Large APPLICATION_USAGE and MESSAGE_LOG tables
These tables can grow very large if unchecked, be it intentionally (i.e. no SQL agent running, running SQL Express) or unintentionally. The background of this long standing issues can be found here: http://blogs.technet.com/b/appv/archive/2008/08/04/troubleshooting-softgrid-database-growth-issues.aspx
The trouble is that you might be encountering this issue because the SQL jobs are not running properly or at all. Especially if you are running a more recent version of SQL Server or have just migrated databases. The Technet gallery has some scripts that can help you fix these jobs should they be failing:
SQL script that creates the SQL 4 Jobs that are required by the App-V DB: http://gallery.technet.microsoft.com/SQL-script-that-creates-b6345446
SQL script to allow App-V Check Usage History job to run on SQL 2008: http://gallery.technet.microsoft.com/SQL-script-to-allow-App-V-959bc1d4
SQL script to allow App-V Check Usage History job to run on SQL 2008 #2: http://gallery.technet.microsoft.com/SQL-script-to-allow-App-V-f656ac69
Limitations of Ephemeral Ports Used for RTSP
Delays in launching and launch timeouts can be traced to a defining limit in the amount of service requests an App-V management or streaming server can hold. This is due to the ephemeral port range defined by the default App-V 4.5 server configuration – http://blogs.technet.com/b/gladiatormsft/archive/2011/08/31/how-to-adjust-increase-reduce-the-rtcp-rtp-port-ranges-for-use-with-rtsp.aspx
Streaming Performance due to improperly configured Offloading or Block Size
Both the Underlying TCP offloading stack configuration and the block size for RTSP can be factors to slow streaming performance:
TCP Offloading Information: http://support.microsoft.com/kb/951037
RTSP Streaming Issue with block size: http://blogs.technet.com/b/gladiatormsft/archive/2011/11/28/the-default-block-size-of-64kb-in-app-v-4-6-and-later-may-cause-slow-streaming-with-certain-network-configurations.aspx
As App-V 4.5 is in extended support, the likelihood of new problems is low but not impossible with App-V 4.6 SP3 running on modern operating systems. However, I would recommend you verify the above before contacting support.

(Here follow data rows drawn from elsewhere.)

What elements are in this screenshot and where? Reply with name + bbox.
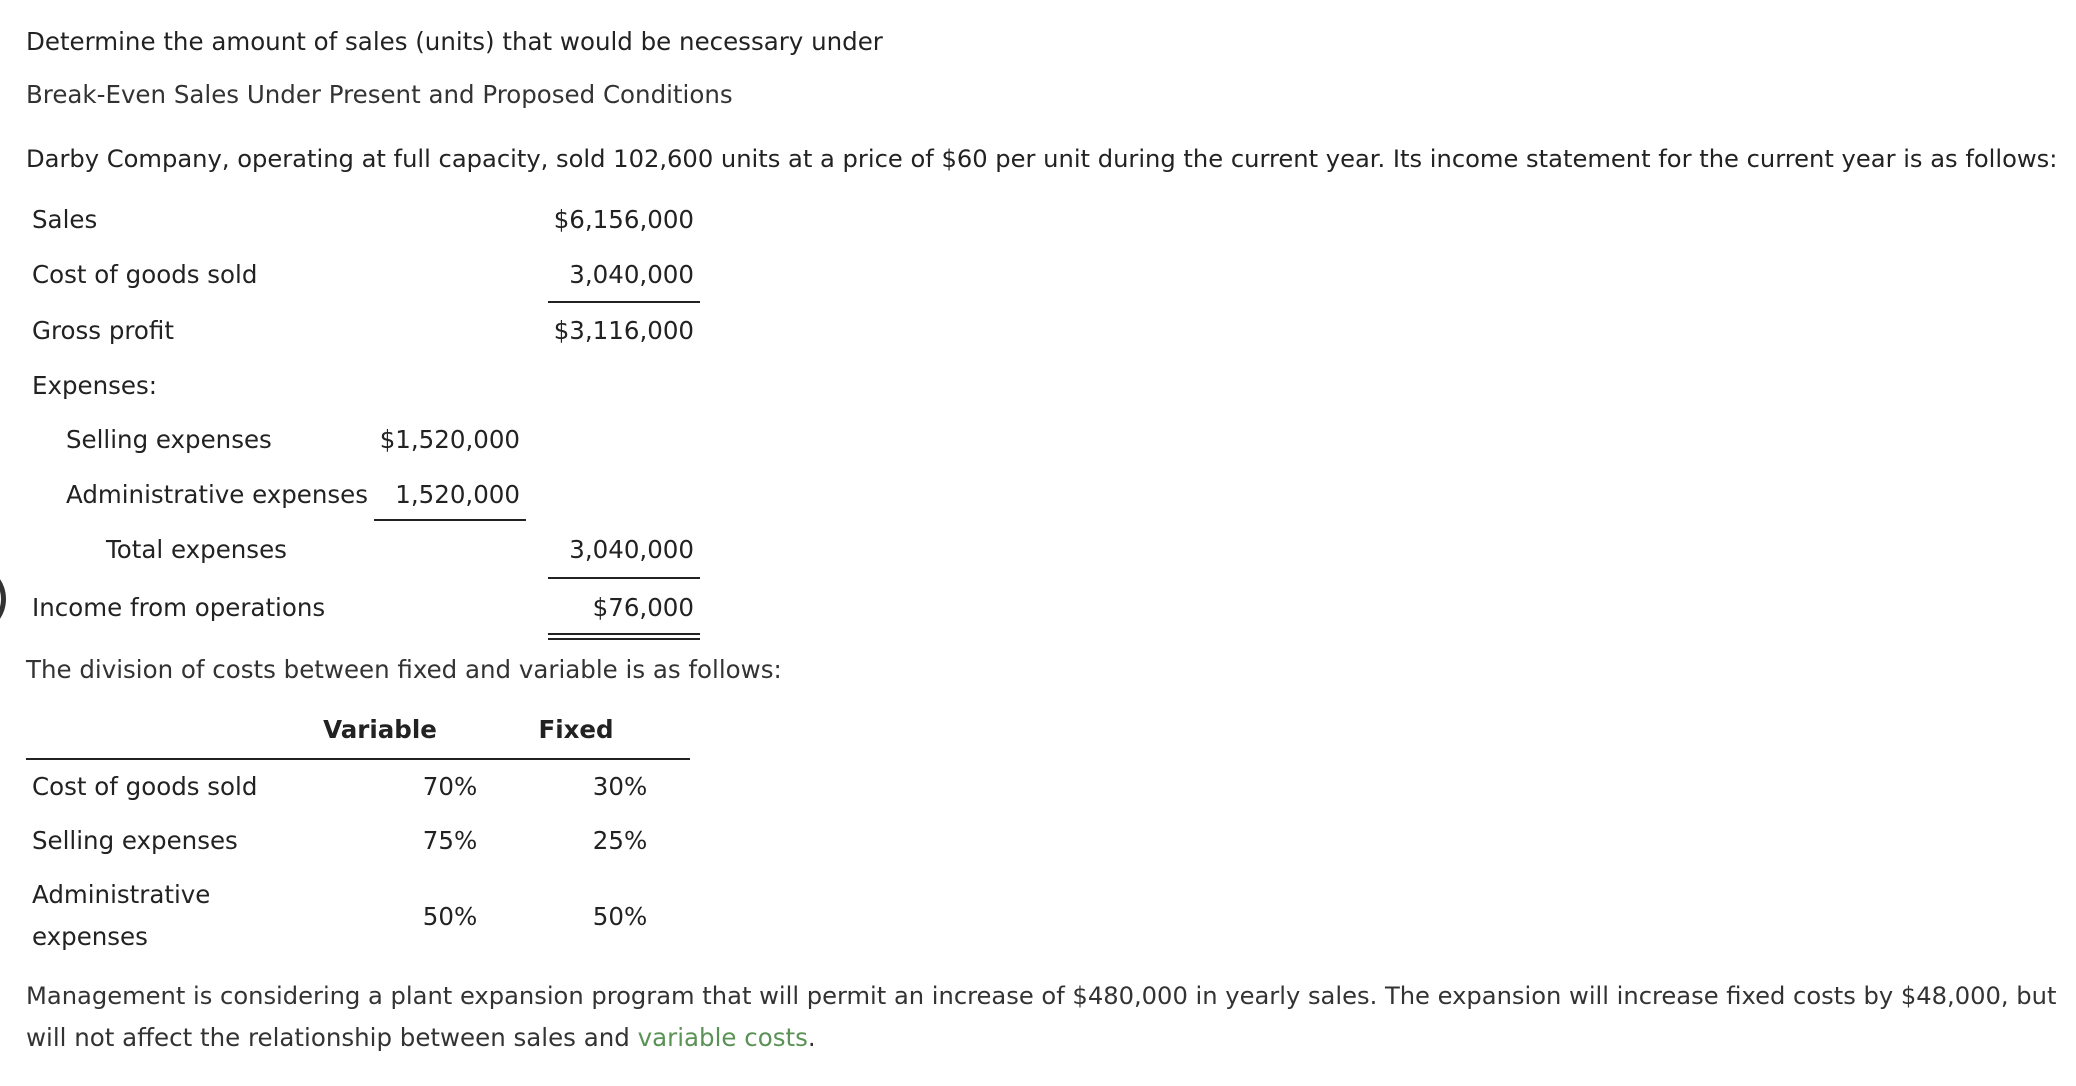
row-selling-label: Selling expenses [32,826,238,855]
table-header-rule [26,758,690,760]
problem-subtitle: Break-Even Sales Under Present and Proposed Conditions [26,80,733,109]
income-double-underline-bottom [548,638,700,640]
expenses-underline [374,519,526,521]
income-double-underline-top [548,633,700,635]
row-cogs-fixed: 30% [592,772,648,801]
row-selling-fixed: 25% [592,826,648,855]
variable-header: Variable [323,715,437,744]
partial-circle-marker [0,568,6,630]
sales-label: Sales [32,205,98,234]
sales-value: $6,156,000 [553,205,694,234]
cogs-underline [548,301,700,303]
row-admin-variable: 50% [422,902,478,931]
cogs-value: 3,040,000 [569,260,694,289]
division-intro: The division of costs between fixed and variable is as follows: [26,655,782,684]
gross-profit-label: Gross profit [32,316,174,345]
footer-line-2 [26,1023,816,1053]
row-cogs-label: Cost of goods sold [32,772,258,801]
total-expenses-label: Total expenses [106,535,287,564]
row-admin-label-line1: Administrative [32,880,211,909]
selling-expenses-value: $1,520,000 [379,425,520,454]
gross-profit-value: $3,116,000 [553,316,694,345]
expenses-header: Expenses: [32,371,157,400]
selling-expenses-label: Selling expenses [66,425,272,454]
total-expenses-value: 3,040,000 [569,535,694,564]
problem-intro: Darby Company, operating at full capacity, sold 102,600 units at a price of $60 per unit during the current year. Its income statement for the current year is as follows: [26,145,2058,173]
footer-line-2-suffix: . [807,1023,816,1052]
income-label: Income from operations [32,593,326,622]
footer-line-2-prefix: will not affect the relationship between sales and [26,1023,638,1052]
variable-costs-link[interactable]: variable costs [637,1023,808,1052]
fixed-header: Fixed [538,715,614,744]
administrative-expenses-label: Administrative expenses [66,480,369,509]
row-cogs-variable: 70% [422,772,478,801]
instruction-text: Determine the amount of sales (units) that would be necessary under [26,27,883,56]
footer-line-1: Management is considering a plant expansion program that will permit an increase of $480,000 in yearly sales. The expansion will increase fixed costs by $48,000, but [26,982,2057,1010]
row-selling-variable: 75% [422,826,478,855]
administrative-expenses-value: 1,520,000 [395,480,520,509]
income-value: $76,000 [592,593,694,622]
total-expenses-underline [548,577,700,579]
cogs-label: Cost of goods sold [32,260,258,289]
row-admin-label-line2: expenses [32,922,148,951]
row-admin-fixed: 50% [592,902,648,931]
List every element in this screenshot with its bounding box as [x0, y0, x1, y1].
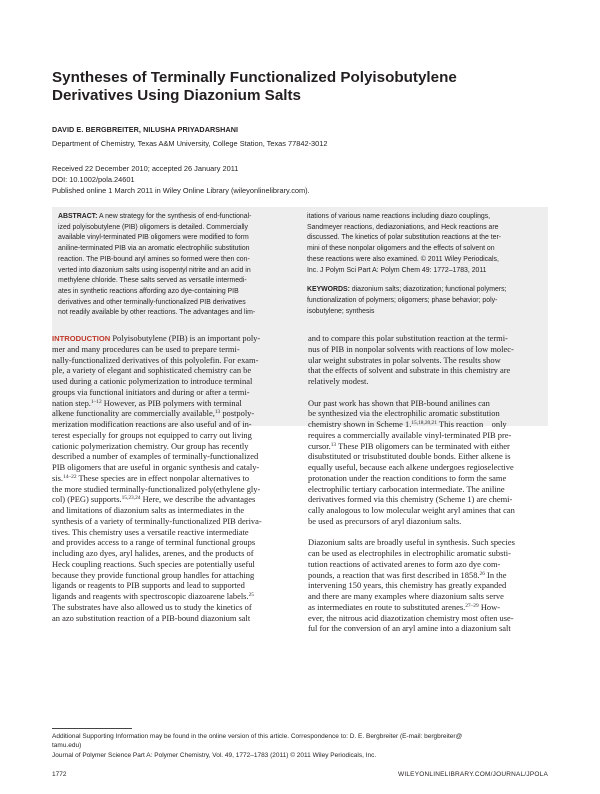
body-line: as intermediates en route to substituted arenes.$^{27-29}$ How- [308, 601, 501, 612]
citation: 27–29 [465, 602, 479, 609]
body-line: can be used as electrophiles in electrophilic aromatic substi- [308, 548, 511, 558]
body-line: nus of PIB in nonpolar solvents with reactions of low molec- [308, 343, 514, 354]
body-line: ligands and reagents with spectroscopic diazoarene labels.$^{25}$ [52, 591, 254, 601]
author-list: DAVID E. BERGBREITER, NILUSHA PRIYADARSHANI [52, 125, 239, 134]
footnotes [52, 732, 548, 760]
abstract-line: discussed. The kinetics of polar substitution reactions at the ter- [307, 234, 502, 242]
body-line: be synthesized via the electrophilic aromatic substitution [308, 408, 500, 419]
body-line: nation step.$^{1-12}$ However, as PIB polymers with terminal [52, 397, 242, 408]
supporting-info-note-cont: tamu.edu) [52, 742, 82, 750]
body-line: The substrates have also allowed us to study the kinetics of [52, 601, 252, 612]
body-line: Polyisobutylene (PIB) is an important poly- [112, 333, 261, 343]
abstract-line: ABSTRACT: A new strategy for the synthesis of end-functional- [58, 213, 252, 220]
abstract-line: reaction. The PIB-bound aryl amines so formed were then con- [58, 255, 250, 263]
abstract-label: ABSTRACT: [58, 213, 98, 220]
body-line: intervening 150 years, this chemistry has greatly expanded [308, 580, 507, 591]
abstract-column-left [58, 212, 296, 319]
body-line: Diazonium salts are broadly useful in synthesis. Such species [308, 537, 515, 548]
body-line: chemistry shown in Scheme 1.$^{15,18,20,21}$ This reaction only [308, 419, 507, 429]
body-line: cursor.$^{13}$ These PIB oligomers can be terminated with either [308, 440, 510, 451]
body-line: derivatives formed via this chemistry (Scheme 1) are chemi- [308, 494, 513, 505]
article-title [52, 69, 522, 105]
abstract-line: these reactions were also examined. © 2011 Wiley Periodicals, [307, 255, 499, 263]
abstract-line: methylene chloride. These salts served as versatile intermedi- [58, 277, 247, 285]
body-line: PIB oligomers that are useful in organic synthesis and cataly- [52, 462, 260, 472]
keywords-line: isobutylene; synthesis [307, 307, 375, 315]
body-line: Our past work has shown that PIB-bound anilines can [308, 397, 490, 408]
body-line: equally useful, because each alkene undergoes regioselective [308, 462, 514, 472]
body-line: be used as precursors of aryl diazonium salts. [308, 515, 462, 526]
body-line: and there are many examples where diazonium salts serve [308, 591, 504, 601]
body-line: cally analogous to low molecular weight aryl amines that can [308, 505, 515, 515]
body-line: sis.$^{14-22}$ These species are in effect nonpolar alternatives to [52, 472, 250, 483]
body-line: and provides access to a range of terminal functional groups [52, 537, 256, 548]
abstract-column-right [307, 212, 545, 317]
body-line: tives. This chemistry uses a versatile reactive intermediate [52, 526, 249, 537]
body-line: merization modification reactions are also useful and of in- [52, 419, 252, 429]
abstract-line: ized polyisobutylene (PIB) oligomers is detailed. Commercially [58, 223, 248, 231]
body-column-right [308, 333, 548, 634]
abstract-line: ates in synthetic reactions affording azo dye-containing PIB [58, 287, 239, 295]
body-line: tution reactions of activated arenes to form azo dye com- [308, 558, 501, 569]
abstract-line: aniline-terminated PIB via an aromatic electrophilic substitution [58, 245, 250, 253]
body-line: including azo dyes, aryl halides, arenes, and the products of [52, 548, 254, 558]
abstract-line: available vinyl-terminated PIB oligomers were modified to form [58, 234, 249, 242]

App-V 4.5: Difference between what happens when you change the LogLevel on the Streaming Server vs. the Management Server
Here’s an interesting item I stumbled upon recently. While I was editing this document (http://social.technet.microsoft.com/wiki/contents/articles/5889.aspx) to include the very import *location* of these values, I was reminded of an interesting item that you will probably only notice if you are troubleshooting the App-V Streaming Server.
The level of log verbosity is set using the LogLevel registry key. For the App-V Management Server, this value is located in HKEY_LOCAL_MACHINE\Software\Microsoft\Softgrid\4.5\Server while for the Streaming Server, it is located in HKEY_LOCAL_MACHINE\Software\Microsoft\Softgrid\4.5\DistributionServer.
The LogLevel value is a DWORD and it can go from 0 to 5. 3 is the default, but in some cases, you may want to reduce the verbosity to cut down on growth of the SFT-Server.LOG file or increase the verbosity for troubleshooting (NOTE: Please use debug logging sparingly as it will affect performance of the server.)
With the Management Server, if you change this LogLevel value the changes will immediately take effect – but – with the Streaming Server, it will require a restart of the App-V Streaming Server service.